FTA expects to be provided a directory ("project root") and will automatically look for TypeScript and JavaScript code within that directory.

To configure how FTA interprets a project, you can either pass CLI arguments or create a fta.json file. FTA will automatically look for fta.json in the project root, but you can specify this with --config-path.

Supplying Options

Some options can also be controlled via CLI arguments, but not all:

CLI arguments

ArgumentDescription
--config-pathPath to fta.json
--formatFormat of the output (table, csv or json)
--jsonShorthand for --format json
--output-limitSee full documentation for output_limit below
--score-capSee full documentation for score_cap below
--include-commentsSee full documentation for include_comments below
--exclude-underSee full documentation for exclude_under below

Configuration Options, set via fta.json

OptionEquivalent CLI argument
output_limit--output-limit
score_cap--score-cap
include_comments--include-comments
exclude_under--exclude-under
extensionsN/A
exclude_filenamesN/A
exclude_directoriesN/A

CLI arguments will be given priority over options found in fta.json.
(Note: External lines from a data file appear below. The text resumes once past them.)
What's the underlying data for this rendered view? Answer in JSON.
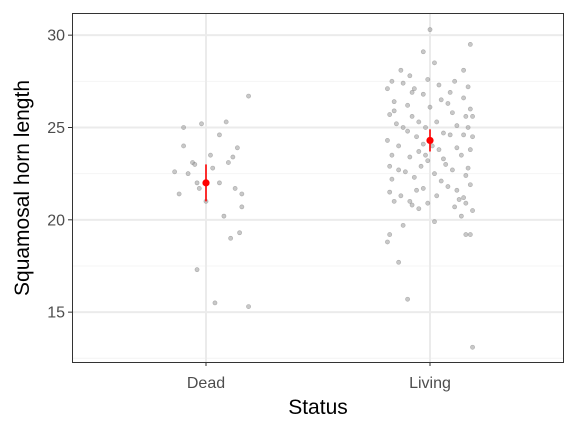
{
  "chart_data": {
    "type": "scatter",
    "xlabel": "Status",
    "ylabel": "Squamosal horn length",
    "categories": [
      "Dead",
      "Living"
    ],
    "ylim": [
      12.3,
      31.2
    ],
    "yticks": [
      15,
      20,
      25,
      30
    ],
    "grid": true,
    "colors": {
      "points": "#9a9a9a",
      "summary": "#ff0000",
      "grid_major": "#ebebeb",
      "grid_minor": "#f4f4f4",
      "panel_border": "#333333"
    },
    "series": [
      {
        "category": "Dead",
        "points": [
          [
            -0.14,
            22.6
          ],
          [
            -0.08,
            22.5
          ],
          [
            -0.06,
            23.1
          ],
          [
            -0.1,
            24.0
          ],
          [
            -0.02,
            25.2
          ],
          [
            0.02,
            23.5
          ],
          [
            0.06,
            24.6
          ],
          [
            0.09,
            25.3
          ],
          [
            0.12,
            23.4
          ],
          [
            0.14,
            23.9
          ],
          [
            0.1,
            23.1
          ],
          [
            -0.04,
            22.0
          ],
          [
            -0.03,
            21.7
          ],
          [
            0.06,
            22.0
          ],
          [
            0.13,
            21.7
          ],
          [
            0.16,
            21.4
          ],
          [
            -0.12,
            21.4
          ],
          [
            -0.05,
            23.0
          ],
          [
            0.0,
            21.0
          ],
          [
            0.16,
            20.7
          ],
          [
            0.08,
            20.2
          ],
          [
            0.15,
            19.3
          ],
          [
            0.11,
            19.0
          ],
          [
            -0.04,
            17.3
          ],
          [
            0.04,
            15.5
          ],
          [
            0.19,
            15.3
          ],
          [
            0.19,
            26.7
          ],
          [
            -0.1,
            25.0
          ],
          [
            0.03,
            22.8
          ]
        ],
        "mean": 22.0,
        "ci": [
          21.0,
          23.0
        ]
      },
      {
        "category": "Living",
        "points": [
          [
            -0.19,
            27.1
          ],
          [
            -0.17,
            27.5
          ],
          [
            -0.16,
            26.4
          ],
          [
            -0.18,
            25.7
          ],
          [
            -0.15,
            25.2
          ],
          [
            -0.19,
            24.3
          ],
          [
            -0.17,
            23.5
          ],
          [
            -0.18,
            22.9
          ],
          [
            -0.17,
            22.2
          ],
          [
            -0.18,
            21.5
          ],
          [
            -0.16,
            21.0
          ],
          [
            -0.18,
            19.2
          ],
          [
            -0.19,
            18.8
          ],
          [
            -0.14,
            17.7
          ],
          [
            -0.12,
            19.7
          ],
          [
            -0.13,
            21.3
          ],
          [
            -0.11,
            22.6
          ],
          [
            -0.14,
            24.0
          ],
          [
            -0.12,
            25.0
          ],
          [
            -0.1,
            26.2
          ],
          [
            -0.12,
            27.4
          ],
          [
            -0.13,
            28.1
          ],
          [
            -0.09,
            27.8
          ],
          [
            -0.08,
            26.9
          ],
          [
            -0.08,
            25.6
          ],
          [
            -0.06,
            24.5
          ],
          [
            -0.09,
            23.4
          ],
          [
            -0.07,
            22.3
          ],
          [
            -0.06,
            21.6
          ],
          [
            -0.08,
            20.8
          ],
          [
            -0.05,
            20.6
          ],
          [
            -0.09,
            21.0
          ],
          [
            -0.04,
            22.9
          ],
          [
            -0.03,
            24.1
          ],
          [
            -0.05,
            25.3
          ],
          [
            -0.03,
            26.8
          ],
          [
            -0.01,
            27.6
          ],
          [
            0.0,
            26.1
          ],
          [
            -0.02,
            25.0
          ],
          [
            0.01,
            24.0
          ],
          [
            -0.01,
            23.2
          ],
          [
            0.02,
            22.5
          ],
          [
            -0.03,
            21.7
          ],
          [
            0.03,
            21.3
          ],
          [
            -0.01,
            20.9
          ],
          [
            0.0,
            30.3
          ],
          [
            -0.03,
            29.1
          ],
          [
            0.02,
            28.5
          ],
          [
            0.04,
            27.3
          ],
          [
            0.05,
            26.5
          ],
          [
            0.03,
            25.3
          ],
          [
            0.06,
            24.7
          ],
          [
            0.04,
            23.8
          ],
          [
            0.07,
            23.0
          ],
          [
            0.05,
            22.1
          ],
          [
            0.08,
            21.8
          ],
          [
            0.02,
            19.9
          ],
          [
            0.09,
            24.6
          ],
          [
            0.1,
            25.8
          ],
          [
            0.09,
            26.9
          ],
          [
            0.11,
            27.5
          ],
          [
            0.12,
            23.9
          ],
          [
            0.1,
            22.7
          ],
          [
            0.12,
            21.6
          ],
          [
            0.11,
            20.7
          ],
          [
            0.14,
            20.2
          ],
          [
            0.15,
            21.2
          ],
          [
            0.16,
            22.4
          ],
          [
            0.14,
            23.5
          ],
          [
            0.15,
            24.6
          ],
          [
            0.16,
            25.6
          ],
          [
            0.15,
            26.6
          ],
          [
            0.17,
            27.2
          ],
          [
            0.18,
            26.0
          ],
          [
            0.17,
            25.0
          ],
          [
            0.18,
            23.8
          ],
          [
            0.17,
            22.8
          ],
          [
            0.18,
            21.9
          ],
          [
            0.16,
            20.9
          ],
          [
            0.15,
            28.1
          ],
          [
            0.19,
            24.5
          ],
          [
            0.19,
            25.6
          ],
          [
            0.16,
            19.2
          ],
          [
            0.18,
            19.2
          ],
          [
            0.18,
            29.5
          ],
          [
            0.19,
            13.1
          ],
          [
            -0.1,
            15.7
          ],
          [
            0.19,
            20.5
          ],
          [
            -0.16,
            25.9
          ],
          [
            -0.1,
            24.8
          ],
          [
            -0.05,
            23.7
          ],
          [
            0.06,
            23.3
          ],
          [
            0.12,
            25.1
          ],
          [
            -0.14,
            22.7
          ],
          [
            0.08,
            26.3
          ],
          [
            -0.02,
            23.5
          ],
          [
            0.13,
            21.1
          ],
          [
            -0.07,
            27.1
          ]
        ],
        "mean": 24.3,
        "ci": [
          23.7,
          24.9
        ]
      }
    ]
  }
}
View the full description for each configuration option below.

Configuration Options

output_limit

How many files to include in the output. Only applies to the table format.

  • CLI argument: --output-limit
  • Default: 5000

score_cap

Maximum FTA score which will cause FTA to throw. Useful if you want to prevent any files being added to the project that exceed a certain maintainability level. For an existing project, you might opt to set this as your curent-highest-fta-score.

  • CLI argument: --score-cap
  • Default: 1000

include_comments

Whether to include code comments as part of the analysis. Most of the time, comments should not be considered a contributor towards complexity, hence the default of false.

  • CLI argument: --include-comments
  • Default: false

exclude_under

Minimum number of lines of code for files to be included in the output. The default is 6 to exclude very small files as a sensible default.

  • CLI argument: --exclude-under
  • Default: 6

exclude_directories

An array of directory paths representing directories to exclude from the analysis. Files within any of these directories will be ignored. Paths can be specified as relative to the project root. The defaults are always used; any supplied values are added to the exclusions list.

  • Default: ["/dist", "/bin", "/build"]

exclude_filenames

An array of glob patterns representing filenames to exclude from the analysis. Files matching any of these patterns will be ignored. Globs can include wildcards and brace expansions. The defaults are always used; any supplied values are added to the exclusions list. Exclusions will override extensions.

  • Default: [".d.ts", ".min.js", ".bundle.js"]

extensions

File extensions to identify files that should be analyzed. JavaScript files are also accepted. The defaults are always used; any supplied values are added to the inclusions list.

  • Default: [".js", ".jsx", ".ts", ".tsx"]

Example

Example configuration fta.json:

{
  "output_limit": 250,
  "score_cap": 90,
  "exclude_directories": ["__fixtures__"],
  "exclude_filenames": ["*.test.{ts,tsx}"],
  "extensions": [".cjs"],
  "include_comments": false,
  "exclude_under": 10
}

Here, we've limited the output to 250 files, capped the FTA score to 90, excluded anything in the /path/to/project/__fixtures__ dir, excluded test files and included files with the .cjs extension.

Note: spec/test files (that contain TypeScript or JavaScript code) are included by default, since they constitute material code that must be maintained. This is optional - users are free to exclude test code from outputs, like in this example.